阿寧看了看的床上的阿托雅眼色,方才對達達爾一揖,道,“二夫人吃了大夫人送來的湯,然後便肚子疼了…”
“什麽湯?”
阿寧接着說,“說是難得從漠北商道上買來的雞,便給二夫人炖了湯,養着肚子裏小世子的。二夫人自是信得緊,可吃了一半,便覺着不好了…”
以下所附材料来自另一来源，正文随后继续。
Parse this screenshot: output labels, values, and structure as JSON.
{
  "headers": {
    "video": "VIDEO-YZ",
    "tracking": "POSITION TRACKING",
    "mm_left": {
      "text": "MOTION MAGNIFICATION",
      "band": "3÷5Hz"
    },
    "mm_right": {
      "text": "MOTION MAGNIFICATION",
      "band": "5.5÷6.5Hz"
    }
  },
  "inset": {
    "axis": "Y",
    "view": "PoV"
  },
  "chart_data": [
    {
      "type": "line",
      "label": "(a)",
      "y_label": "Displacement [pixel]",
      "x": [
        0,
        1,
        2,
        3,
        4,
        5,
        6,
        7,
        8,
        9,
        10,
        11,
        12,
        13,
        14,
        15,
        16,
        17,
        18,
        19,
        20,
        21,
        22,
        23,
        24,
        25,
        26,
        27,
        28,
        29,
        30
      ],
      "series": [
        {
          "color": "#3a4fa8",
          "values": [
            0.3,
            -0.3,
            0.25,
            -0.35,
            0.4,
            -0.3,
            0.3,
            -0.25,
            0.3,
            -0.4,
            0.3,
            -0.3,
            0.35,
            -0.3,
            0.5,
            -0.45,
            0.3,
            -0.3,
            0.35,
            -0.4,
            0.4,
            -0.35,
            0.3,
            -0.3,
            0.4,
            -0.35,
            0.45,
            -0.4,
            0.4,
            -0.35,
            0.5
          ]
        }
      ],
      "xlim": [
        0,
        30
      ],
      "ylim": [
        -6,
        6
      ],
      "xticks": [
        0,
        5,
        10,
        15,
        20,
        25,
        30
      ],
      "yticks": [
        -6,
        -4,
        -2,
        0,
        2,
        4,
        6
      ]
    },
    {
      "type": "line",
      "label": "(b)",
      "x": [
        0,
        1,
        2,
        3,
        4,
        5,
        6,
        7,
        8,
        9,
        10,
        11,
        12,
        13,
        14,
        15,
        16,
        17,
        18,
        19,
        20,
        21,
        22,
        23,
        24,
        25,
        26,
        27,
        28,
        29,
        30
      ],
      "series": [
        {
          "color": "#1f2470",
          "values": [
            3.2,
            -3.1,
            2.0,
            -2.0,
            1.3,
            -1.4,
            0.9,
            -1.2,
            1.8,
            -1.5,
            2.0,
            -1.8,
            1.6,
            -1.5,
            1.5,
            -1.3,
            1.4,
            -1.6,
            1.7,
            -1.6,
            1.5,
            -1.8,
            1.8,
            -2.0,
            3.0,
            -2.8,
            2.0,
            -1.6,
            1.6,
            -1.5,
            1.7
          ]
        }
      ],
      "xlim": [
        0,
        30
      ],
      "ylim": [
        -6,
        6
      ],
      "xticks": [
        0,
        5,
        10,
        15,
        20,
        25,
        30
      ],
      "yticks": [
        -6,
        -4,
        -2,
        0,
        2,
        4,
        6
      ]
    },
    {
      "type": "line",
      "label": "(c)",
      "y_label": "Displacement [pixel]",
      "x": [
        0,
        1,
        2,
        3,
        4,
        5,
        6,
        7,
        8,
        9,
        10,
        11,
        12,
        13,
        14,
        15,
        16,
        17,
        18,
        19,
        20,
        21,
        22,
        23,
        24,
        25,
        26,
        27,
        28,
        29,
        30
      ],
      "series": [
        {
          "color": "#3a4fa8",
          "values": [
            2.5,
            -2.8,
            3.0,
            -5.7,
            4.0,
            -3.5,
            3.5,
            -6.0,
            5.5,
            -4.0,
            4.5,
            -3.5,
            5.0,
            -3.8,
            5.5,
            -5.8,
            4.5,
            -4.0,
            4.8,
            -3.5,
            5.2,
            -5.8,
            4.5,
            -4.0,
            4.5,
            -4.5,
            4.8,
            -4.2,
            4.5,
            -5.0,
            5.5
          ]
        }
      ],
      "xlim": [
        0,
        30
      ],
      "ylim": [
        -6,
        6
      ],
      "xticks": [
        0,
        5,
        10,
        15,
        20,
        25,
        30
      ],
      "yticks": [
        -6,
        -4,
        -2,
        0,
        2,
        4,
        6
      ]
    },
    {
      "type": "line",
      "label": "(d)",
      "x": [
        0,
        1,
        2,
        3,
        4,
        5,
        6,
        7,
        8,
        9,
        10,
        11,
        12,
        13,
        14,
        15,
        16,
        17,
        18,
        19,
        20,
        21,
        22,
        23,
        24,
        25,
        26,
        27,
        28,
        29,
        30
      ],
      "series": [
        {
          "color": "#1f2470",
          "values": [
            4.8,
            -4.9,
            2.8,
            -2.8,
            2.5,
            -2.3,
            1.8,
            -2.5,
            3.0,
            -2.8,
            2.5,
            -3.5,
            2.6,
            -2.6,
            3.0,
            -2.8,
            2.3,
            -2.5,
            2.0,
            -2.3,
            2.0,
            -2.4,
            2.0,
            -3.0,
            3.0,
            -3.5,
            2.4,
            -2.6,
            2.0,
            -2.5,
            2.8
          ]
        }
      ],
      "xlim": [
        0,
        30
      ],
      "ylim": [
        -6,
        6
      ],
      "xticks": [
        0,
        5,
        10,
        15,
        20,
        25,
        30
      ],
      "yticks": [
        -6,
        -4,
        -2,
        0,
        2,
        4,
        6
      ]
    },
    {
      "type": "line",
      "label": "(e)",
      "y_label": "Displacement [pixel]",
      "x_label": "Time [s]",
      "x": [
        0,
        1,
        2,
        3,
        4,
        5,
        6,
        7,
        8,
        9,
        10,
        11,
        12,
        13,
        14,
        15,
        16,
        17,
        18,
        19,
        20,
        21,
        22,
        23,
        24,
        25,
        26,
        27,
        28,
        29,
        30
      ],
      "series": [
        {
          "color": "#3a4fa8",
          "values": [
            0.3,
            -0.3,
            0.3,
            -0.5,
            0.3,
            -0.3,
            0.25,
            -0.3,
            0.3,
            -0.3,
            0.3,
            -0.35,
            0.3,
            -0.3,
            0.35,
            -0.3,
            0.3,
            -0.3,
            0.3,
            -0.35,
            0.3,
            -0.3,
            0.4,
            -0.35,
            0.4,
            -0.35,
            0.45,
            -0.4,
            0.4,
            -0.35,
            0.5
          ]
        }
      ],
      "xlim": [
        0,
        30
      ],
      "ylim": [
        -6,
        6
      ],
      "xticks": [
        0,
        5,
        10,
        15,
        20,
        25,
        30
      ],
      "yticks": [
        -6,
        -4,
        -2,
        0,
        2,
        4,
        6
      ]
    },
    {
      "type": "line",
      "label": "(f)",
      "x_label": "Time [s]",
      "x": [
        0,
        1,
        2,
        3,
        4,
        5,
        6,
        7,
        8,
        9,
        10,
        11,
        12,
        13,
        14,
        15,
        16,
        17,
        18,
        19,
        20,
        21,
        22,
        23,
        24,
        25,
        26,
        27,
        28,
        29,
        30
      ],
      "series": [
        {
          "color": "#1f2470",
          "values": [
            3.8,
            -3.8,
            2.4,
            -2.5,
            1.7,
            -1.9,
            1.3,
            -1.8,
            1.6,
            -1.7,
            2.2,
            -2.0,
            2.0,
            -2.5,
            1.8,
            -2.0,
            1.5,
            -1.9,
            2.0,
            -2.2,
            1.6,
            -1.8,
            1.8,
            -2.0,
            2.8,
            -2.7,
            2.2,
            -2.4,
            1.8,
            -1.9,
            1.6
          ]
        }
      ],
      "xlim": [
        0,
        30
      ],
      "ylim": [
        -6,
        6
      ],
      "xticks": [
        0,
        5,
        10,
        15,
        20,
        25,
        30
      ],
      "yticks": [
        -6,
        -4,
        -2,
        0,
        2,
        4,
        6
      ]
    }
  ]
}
達達爾又望了一眼床上阿托雅,“這裏是你父族,不該吃的東西,你難道分不得清楚麽?”
床上阿托雅嘤嘤啼啼,“我自以為姐姐真是買來給我養身子的,為了腹中孩子好,方才着緊着想多吃些。”
一旁巫女只勸着,“好在吃得不多,胎兒無礙。夫人不必再傷心,再傷了身子可不好了。”
達達爾一把坐上起了身,只往帳子外頭去,掀開來帳簾,卻見依吉侯在外頭。直問着他,“她怎麽樣了?孩子還好麽?”
話沒落,一個巴掌扇在了她臉上。“我的子嗣啓是你敢謀害的?”
依吉捂着臉,怔怔,卻是幾分不敢相信,“我何時謀害了他?”
“這是阿布爾長孫,得來你膝下,是為了他日你繼承大業而生的。”
“為了你,我什麽氣都吞了,你如今還跟她一起來污蔑我?”
“污蔑?”
“她帳子裏的雞湯可是你讓人送的?”
依吉這才恍然,原她一番好心,卻被人當做了把柄,到頭來成了指證她的證據。“雞湯是我送的,可我沒害她。”
“達達爾你別忘了,我母親是塔勒巫女,我若想要害她腹中的孩子,不稍等到現在,來了青茶部族下手。”
達達爾卻只笑了笑,“你是怎麽想的,我沒得空閑去揣摩。只她腹中孩子若再有事,你也定逃不過。聽懂了麽?”
“哼。”依吉只冷笑了聲,“我自知道你從來沒對我用過什麽心思。那便也罷了。可我也提醒着你,達達爾你別忘了,你能來這裏參加誓師大會,可不是靠着我父親手下五千精兵麽?”
“你若是哪日将我惹急了,大不了來個魚死網破。”
“你!”達達爾仿若被扼住了咽喉,拳頭背去身後,生生壓住了火氣。卻見得依吉憤憤轉背而去,他只尋着她背影,見得那邊出來了帳子觀望的赫爾真和淩宋兒。
直冷笑了聲,方才轉背回去了阿托雅的帳子。